Full Screen, Secondary Screen

When the “display full screen on secondary window if available option” is checked, the full screen window is displayed in the secondary screen, but the main window does not retain the default Scrivener window. The regular Scrivener window “disappears” and I am left with one screen (the secondary screen) that has Scrivener in full screen mode, and one screen (the primary screen) that displays whatever was underneath the regular Scrivener window.

I may be crazy, but I could swear that previously when this option was checked the secondary screen displayed the full screen window and the primary screen retained the regular Scrivener window (so you can, for instance, refer to the binder or whatever while in full screen mode). In looking through the forums this seems to be the case. What’s possibly going on? How do I fix whatever is wrong?

The only thing I could think to try was to exit full screen mode, and move Scrivener to my other screen to see if that made any difference when again entering full screen mode. However, I got the same result, except, of course, that the secondary screen (where the full screen was now displayed) switched to the other monitor.

Directly above the option to open full screen on an alternate monitor, you should see an option for hiding the main window. By default this is turned on, because it can cause severe performance issues on laptops that have not been released in the past year.

You do have a point though. I wonder why anyone would want to open full screen on an alternate monitor and hide the main window at the same time. I wonder if perhaps alternate monitor usage should be a sub-option of hiding? Reverse the logic so that it reads:[X] Show main window [ ] Open full screen window...

The way Scrivener handles full screen is one of the key reasons I find the app so well thought out.

Here’s what I discovered by accident. The full screen will open on the screen not occupied by the main Scrivener window. So, for example, when I am working in the main Scrivener window I do so on my main monitor. When I want to work in full screen mode, I like to be able to keep the main Scrivener window available for reference to notes etc.

So I drag the main Scrivener window to my secondary monitor, then select full screen, and the full screen doc then opens on my main monitor. This also works the other way around of course.

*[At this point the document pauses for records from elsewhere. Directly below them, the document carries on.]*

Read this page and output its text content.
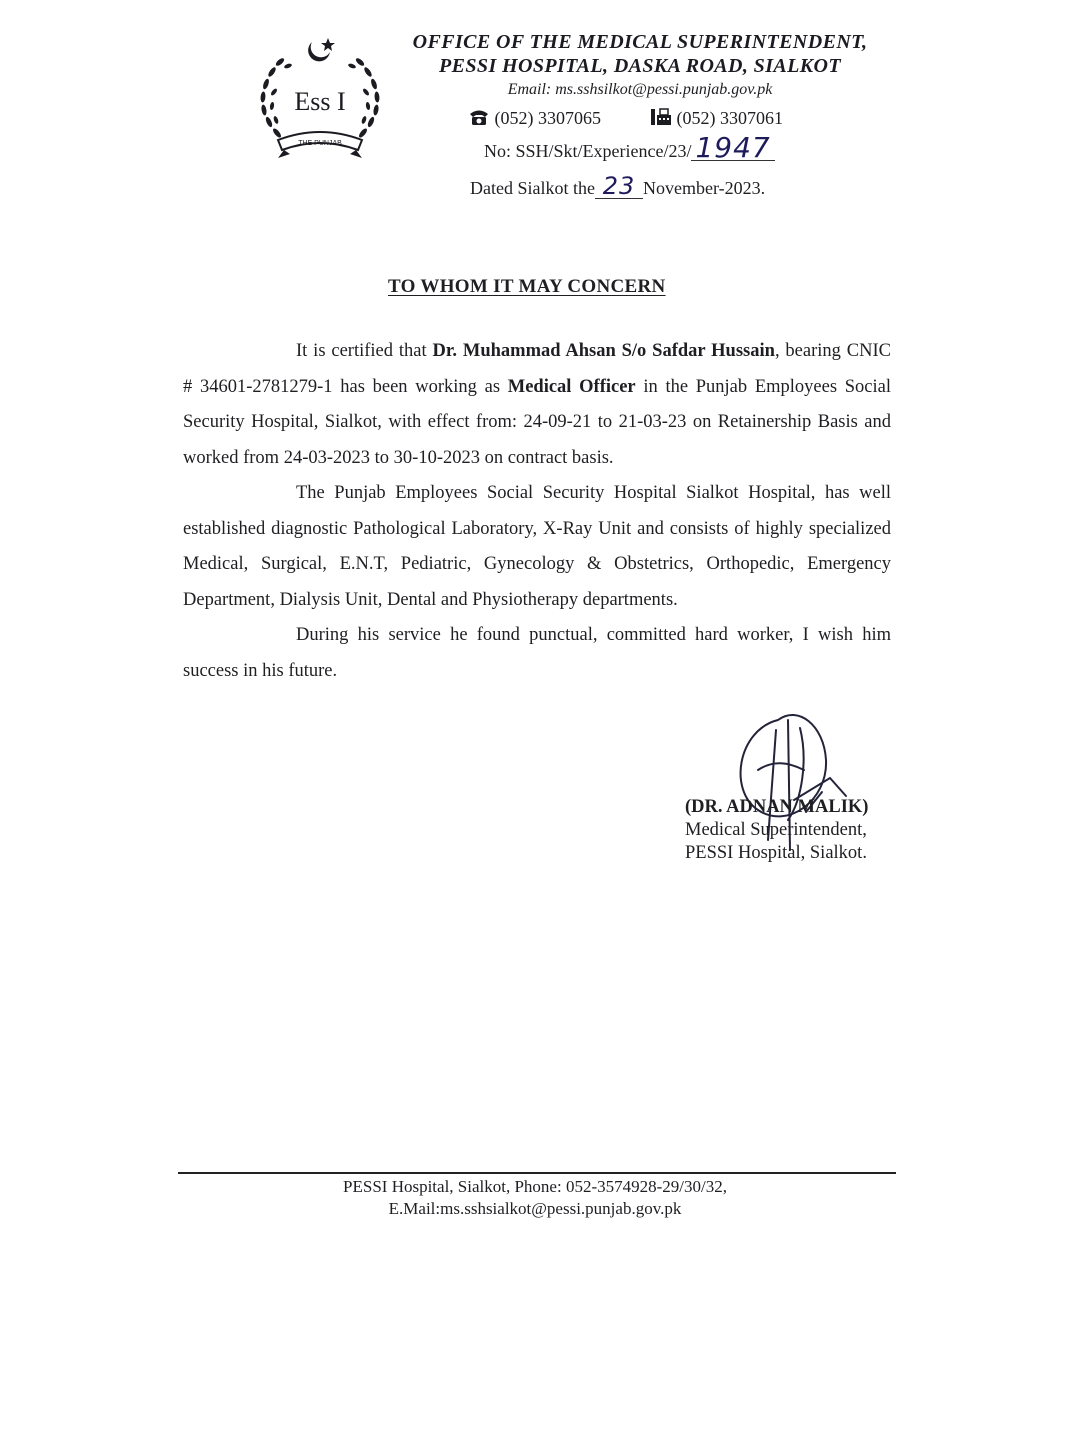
Ess I
THE PUNJAB
OFFICE OF THE MEDICAL SUPERINTENDENT,
PESSI HOSPITAL, DASKA ROAD, SIALKOT
Email: ms.sshsilkot@pessi.punjab.gov.pk
(052) 3307065	(052) 3307061
No: SSH/Skt/Experience/23/ 1947
Dated Sialkot the 23 November-2023.
TO WHOM IT MAY CONCERN

It is certified that Dr. Muhammad Ahsan S/o Safdar Hussain, bearing CNIC # 34601-2781279-1 has been working as Medical Officer in the Punjab Employees Social Security Hospital, Sialkot, with effect from: 24-09-21 to 21-03-23 on Retainership Basis and worked from 24-03-2023 to 30-10-2023 on contract basis.

The Punjab Employees Social Security Hospital Sialkot Hospital, has well established diagnostic Pathological Laboratory, X-Ray Unit and consists of highly specialized Medical, Surgical, E.N.T, Pediatric, Gynecology & Obstetrics, Orthopedic, Emergency Department, Dialysis Unit, Dental and Physiotherapy departments.

During his service he found punctual, committed hard worker, I wish him success in his future.

(DR. ADNAN MALIK)
Medical Superintendent,
PESSI Hospital, Sialkot.
PESSI Hospital, Sialkot, Phone: 052-3574928-29/30/32,
E.Mail:ms.sshsialkot@pessi.punjab.gov.pk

I find this incredibly useful. For example, today I was working on a second draft of a doc. I had Scrivener in split screen. In the top I had the draft I was working on, while in the lower screen I had an older version. I moved Scrivener to the secondary monitor, then selected full screen. So now I could type away on my latest draft in full screen while still referencing the older draft on my secondary monitor.

What I find interesting is that when I click on the main Scrivener window to look at a note, or scroll down the old draft, the full screen doc remains in place. With many other apps that offer a full screen mode, the moment you click anywhere outside the full screen doc the full screen mode goes away - which really sucks if you like to write full screen and reference other stuff at the same time.

By the way, my PowerBook is 2 years old, so unless I have misunderstood the reference to the age of the Mac it does not seem to have any bearing on how the mode works.

Aye, I was kind of being arbitrary with the date. I should have just stuck with “older laptops.”

Anyway, well said about Scrivener’s full screen. There are many things about it that put it at the top of the heap, in my experience.

Amber is correct in that in recent versions the main window will get hidden in full screen by default, but you can turn this behaviour off. This behaviour is generally preferable on single-screen systems for performance issues. These performance issues only arise, though, when you are viewing the same document in both full screen and in the main window. And in fact, the age of the hardware has nothing to do with it - typing will slow down on my MacBook Pro in this circumstance. Unfortunately this is not a Scrivener bug but inherent in the OS X system, which is why the preference hides the window by default. If you are aware of this issue, you can easily avoid it, of course, or recognise the cause, and happily turn back on the main window whilst in FS mode.

Hope that helps!
Best,
Ketih

Ah, okay. Thanks for the clarification. I guess I figured it was a hardware thing because I’ve always left the main window open and never had any problems with performance.

Keith

Thanks for the explanation. Is the performance helped by more RAM, or is it independent of RAM and processor?

I have not noticed a slowdown, but then the documents I have worked on to date have been relatively small so they have not taxed either of my Macs so far (a 1.5 12" PB and a 2.1 G5 iMac).

I notice that the slowdown is especially noticed when the same doc is open in the main window and in FS. This is good news, because in most cases i will be looking at other supporting docs in the main window while working on the latest draft in FS.

Steve - RAM etc seems to have nothing to do with it, as I have tested on an MBPro with 3 Gigs of RAM. But as you note (and as I said in my last post), the slowdown ONLY occurs when you view the same document in the main window and in full screen. The same slowdown might happen if you viewed the same document in a vertical split in the main window on a very large monitor, too, as it seems to be caused by inefficiencies in the text system when trying to keep two views on the same document in sync when displaying large amounts of text from that document. So if you are viewing different documents, the problem should not arise.

Hope that helps!

Best,
Keith

I never knew you could run Scrivener on two screens. (I guess I never looked too closely at the preferences.) This app just gets better and better. I think Alexandria said it best when she said this is the only program for which I’m not looking for a replacement.